Lesser Things Than Good News

“‘My son,’ the father said, ‘you are always with me, and everything I have is yours. But we had to celebrate and be glad, because this brother of yours was dead and is alive again; he was lost and is found.’” (Luke 15:31-32)

Church business meetings are a necessary evil. However, evil is frequently the dominant feature of the gathering of the saints, and the salt that can become salty. Instead of direction and vision, the meetings have a way of diminishing into an analysis of the finances, what is being spent to pay the staff, and how the church constitution and by-laws are not being followed.

Doing business has its place. The healthy church deals with the necessary business, trusts and empowers its shareholders and volunteers to minister and serve, and talks about what it looks like to be a church driven by the Good News, the gospel.
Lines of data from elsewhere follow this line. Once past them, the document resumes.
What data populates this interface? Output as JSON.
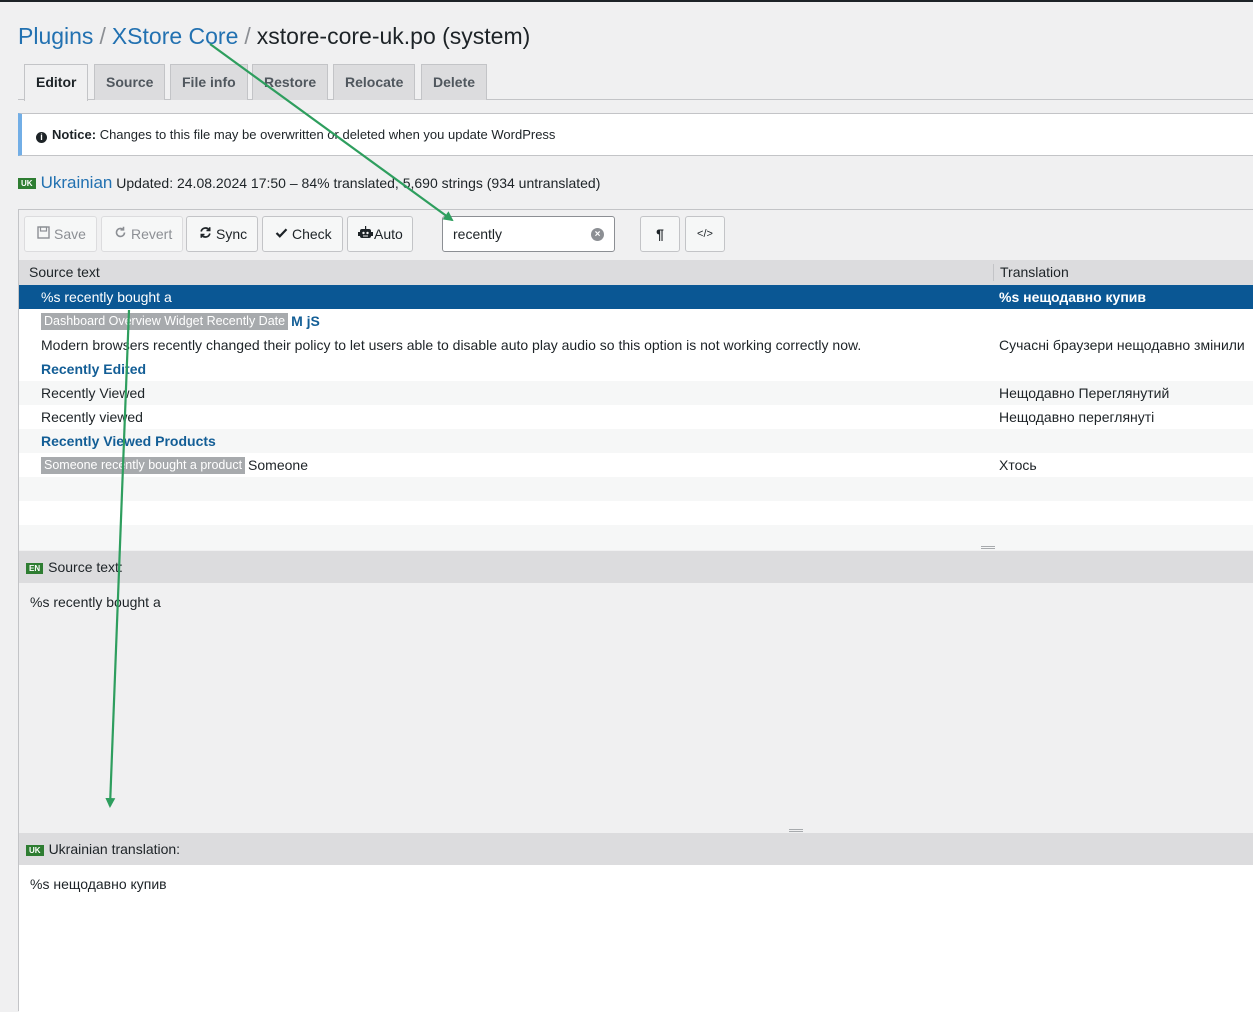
{
  "breadcrumb": {
    "plugins": "Plugins",
    "plugin": "XStore Core",
    "file": "xstore-core-uk.po (system)",
    "sep": "/"
  },
  "tabs": [
    "Editor",
    "Source",
    "File info",
    "Restore",
    "Relocate",
    "Delete"
  ],
  "notice": {
    "label": "Notice:",
    "text": "Changes to this file may be overwritten or deleted when you update WordPress"
  },
  "language": {
    "code": "UK",
    "name": "Ukrainian",
    "status": "Updated: 24.08.2024 17:50 – 84% translated, 5,690 strings (934 untranslated)"
  },
  "toolbar": {
    "save": "Save",
    "revert": "Revert",
    "sync": "Sync",
    "check": "Check",
    "auto": "Auto",
    "pilcrow": "¶",
    "code": "</>"
  },
  "search": {
    "value": "recently",
    "clear": "×"
  },
  "list": {
    "col_source": "Source text",
    "col_translation": "Translation",
    "rows": [
      {
        "source": "%s recently bought a",
        "translation": "%s нещодавно купив"
      },
      {
        "tag": "Dashboard Overview Widget Recently Date",
        "source": "M jS",
        "translation": ""
      },
      {
        "source": "Modern browsers recently changed their policy to let users able to disable auto play audio so this option is not working correctly now.",
        "translation": "Сучасні браузери нещодавно змінили"
      },
      {
        "source": "Recently Edited",
        "translation": ""
      },
      {
        "source": "Recently Viewed",
        "translation": "Нещодавно Переглянутий"
      },
      {
        "source": "Recently viewed",
        "translation": "Нещодавно переглянуті"
      },
      {
        "source": "Recently Viewed Products",
        "translation": ""
      },
      {
        "tag": "Someone recently bought a product",
        "source": "Someone",
        "translation": "Хтось"
      }
    ]
  },
  "source_pane": {
    "code": "EN",
    "label": "Source text:",
    "value": "%s recently bought a"
  },
  "translation_pane": {
    "code": "UK",
    "label": "Ukrainian translation:",
    "value": "%s нещодавно купив"
  },
  "colors": {
    "link": "#2271b1",
    "selected_row": "#0a5794",
    "arrow": "#2e9e5e",
    "flag": "#2e7d32"
  }
}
Honestly, I can’t remember many meetings where the main, consuming conversational point of the saints was Jesus’s good news. It makes me wonder if we’re so uncomfortable with the gospel that we focus on lesser things. Or you might call it “non-eternal business.”

The gospel takes in the hard-to-believe news that the unloveable are loved, the unforgivable are forgiven, and the unworthy are redeemed. It’s much more comfortable to talk about the lack of quality in the restroom toilet paper rolls and the sad state of the local high school football team.

I confess that there have been many times when I have detoured from the good news to a topic that doesn’t penetrate my heart. It’s easy to steer away from the love story of God to an event that will be forgotten in the next few minutes.

I think of the configuration of most evangelical church sanctuaries, where the pews or chairs are arranged to face toward the pulpit. It’s a visible picture of who we have entrusted the telling of the Good News to…the preacher. He or she has been trained and educated to tell God’s story, and we’re comfortable with that scenario or, maybe better said, it’s more convenient that way.

It seems that those most comfortable with talking about the gospel are those who were as far away as the prodigal son, realized their lostness, and then found their way back to the arms of the Father. It’s hard to continue to talk about the pastries being served when you’ve been eating the scraps that even the pigs didn’t want.

Finally, it’s uncomfortable to talk about a God Who operates out of grace when we’re dealing with our personal vindictiveness, a God of love when we can’t even stand the person sitting in front of us in worship, and a God Who forgives when we crave revenge and ill on our neighbors.

Lesser things monopolize our time and focus and crowd eternal matters out of the agenda. We don’t have to be religiously weird, but there is more to life than the Sunday sports lineup, even if your team is called the Angels or the Saints.